LPS with natural progesterone in NPP-FET cycles preserves spontaneous ovulation in most of the patients. This preliminary data reinforces the reported advantages of the NPP-FET protocol, being simple, preserving the natural proliferative phase, ovulation occurring in most of the patients and ensuring progesterone support from luteal day one. However the CL functional activity may be altered or suboptimal in this protocol. The clinical significance of this observation in relation to further increasing the dose of progesterone or adding another progesterone for LPS and its effect on obstetrical outcomes needs to be explored. Future studies should evaluate the optimal dose, type, and timing of progesterone initiation in the NPP-FET protocol, with systematic evaluation of CL activity and associated clinical outcomes.


Acknowledgements

The authors would like to thank all the patients and health-care providers.

Declaration of Generative AI and AI-assisted Technologies

To prepare this manuscript artificial intelligence (ChatGPT, OpenAI, USA) was used for language refinement and grammar correction during manuscript preparation. All scientific content, interpretation, and final editing were performed by the authors and they take full responsibility for the article content.

Funding Statement

No Financial grants

Conflict of Interest Statement

None of the authors have any conflict of interest

CRediT Authorship Contribution Statement

  • Conceptualization: Monica Varma, Preetkanwal Sibia
  • Data curation: Monica Varma, Preetkanwal Sibia, Himanshu Bansal, Samman Verma
  • Formal analysis: Monica Varma, Sarabpreet Singh, Himanshu Bansal, Samman Verma, Tarundeep Bhatia
  • Investigation: Monica Varma
  • Methodology: Monica Varma, Sarabpreet Singh
  • Software: Samman Verma
  • Supervision: Preetkanwal Sibia, Tarundeep Bhatia
  • Validation: Sarabpreet Singh, Himanshu Bansal, Samman Verma
  • Visualization: Monica Varma
  • Writing – original draft: Monica Varma, Sarabpreet Singh
  • Writing – review and editing: Monica Varma, Preetkanwal Sibia, Sarabpreet Singh, Himanshu Bansal, Samman Verma, Tarundeep Bhatia

Attestation Statements

  • Data related to any of the subjects in this study has not been published previously.

  • All study and manuscript data will be made available to the journals upon request before and/ or after manuscript publication for review or query.

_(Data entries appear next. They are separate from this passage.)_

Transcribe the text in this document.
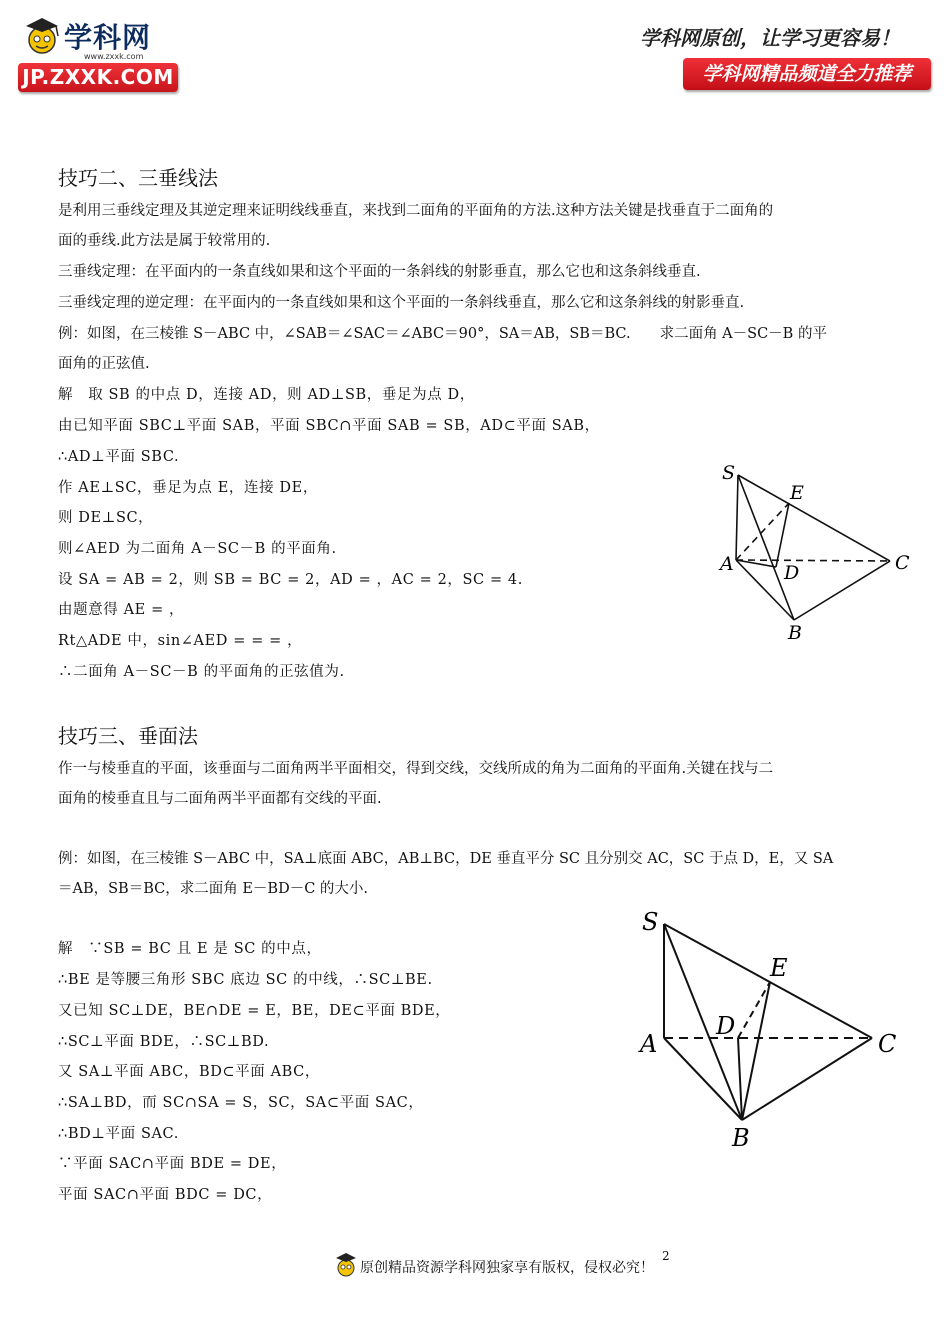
学科网
www.zxxk.com
JP.ZXXK.COM
学科网原创，让学习更容易！
学科网精品频道全力推荐
技巧二、三垂线法
是利用三垂线定理及其逆定理来证明线线垂直，来找到二面角的平面角的方法.这种方法关键是找垂直于二面角的
面的垂线.此方法是属于较常用的.
三垂线定理：在平面内的一条直线如果和这个平面的一条斜线的射影垂直，那么它也和这条斜线垂直.
三垂线定理的逆定理：在平面内的一条直线如果和这个平面的一条斜线垂直，那么它和这条斜线的射影垂直.
例：如图，在三棱锥 S－ABC 中，∠SAB＝∠SAC＝∠ABC＝90°，SA＝AB，SB＝BC.　　求二面角 A－SC－B 的平
面角的正弦值.
解　 取 SB 的中点 D，连接 AD，则 AD⊥SB，垂足为点 D，
由已知平面 SBC⊥平面 SAB，平面 SBC∩平面 SAB = SB，AD⊂平面 SAB，
∴AD⊥平面 SBC.
作 AE⊥SC，垂足为点 E，连接 DE，
则 DE⊥SC，
则∠AED 为二面角 A－SC－B 的平面角.
设 SA = AB = 2，则 SB = BC = 2，AD = ，AC = 2，SC = 4.
由题意得 AE = ，
Rt△ADE 中，sin∠AED = = = ，
∴二面角 A－SC－B 的平面角的正弦值为.
S
E
A	D	C
B
技巧三、垂面法
作一与棱垂直的平面，该垂面与二面角两半平面相交，得到交线，交线所成的角为二面角的平面角.关键在找与二
面角的棱垂直且与二面角两半平面都有交线的平面.
例：如图，在三棱锥 S－ABC 中，SA⊥底面 ABC，AB⊥BC，DE 垂直平分 SC 且分别交 AC，SC 于点 D，E，又 SA
＝AB，SB＝BC，求二面角 E－BD－C 的大小.
解　 ∵SB = BC 且 E 是 SC 的中点，
∴BE 是等腰三角形 SBC 底边 SC 的中线，∴SC⊥BE.
又已知 SC⊥DE，BE∩DE = E，BE，DE⊂平面 BDE，
∴SC⊥平面 BDE，∴SC⊥BD.
又 SA⊥平面 ABC，BD⊂平面 ABC，
∴SA⊥BD，而 SC∩SA = S，SC，SA⊂平面 SAC，
∴BD⊥平面 SAC.
∵平面 SAC∩平面 BDE = DE，
平面 SAC∩平面 BDC = DC，
S
E
D
A	C
B
原创精品资源学科网独家享有版权，侵权必究！
2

  • The authors followed the appropriate checklist for this study design (STROBE guidelines).

Data Sharing Statement

Data available upon reasonable request from the corresponding author, Monica Varma, Email: drmonicavarma@yahoo.co.in

Capsule

In natural proliferative phase frozen embryo transfer protocol with natural progesterone as luteal support, ovulation is preserved in 89.3% of patients. Corpus luteal activity is significantly lower compared to spontaneous conceptions.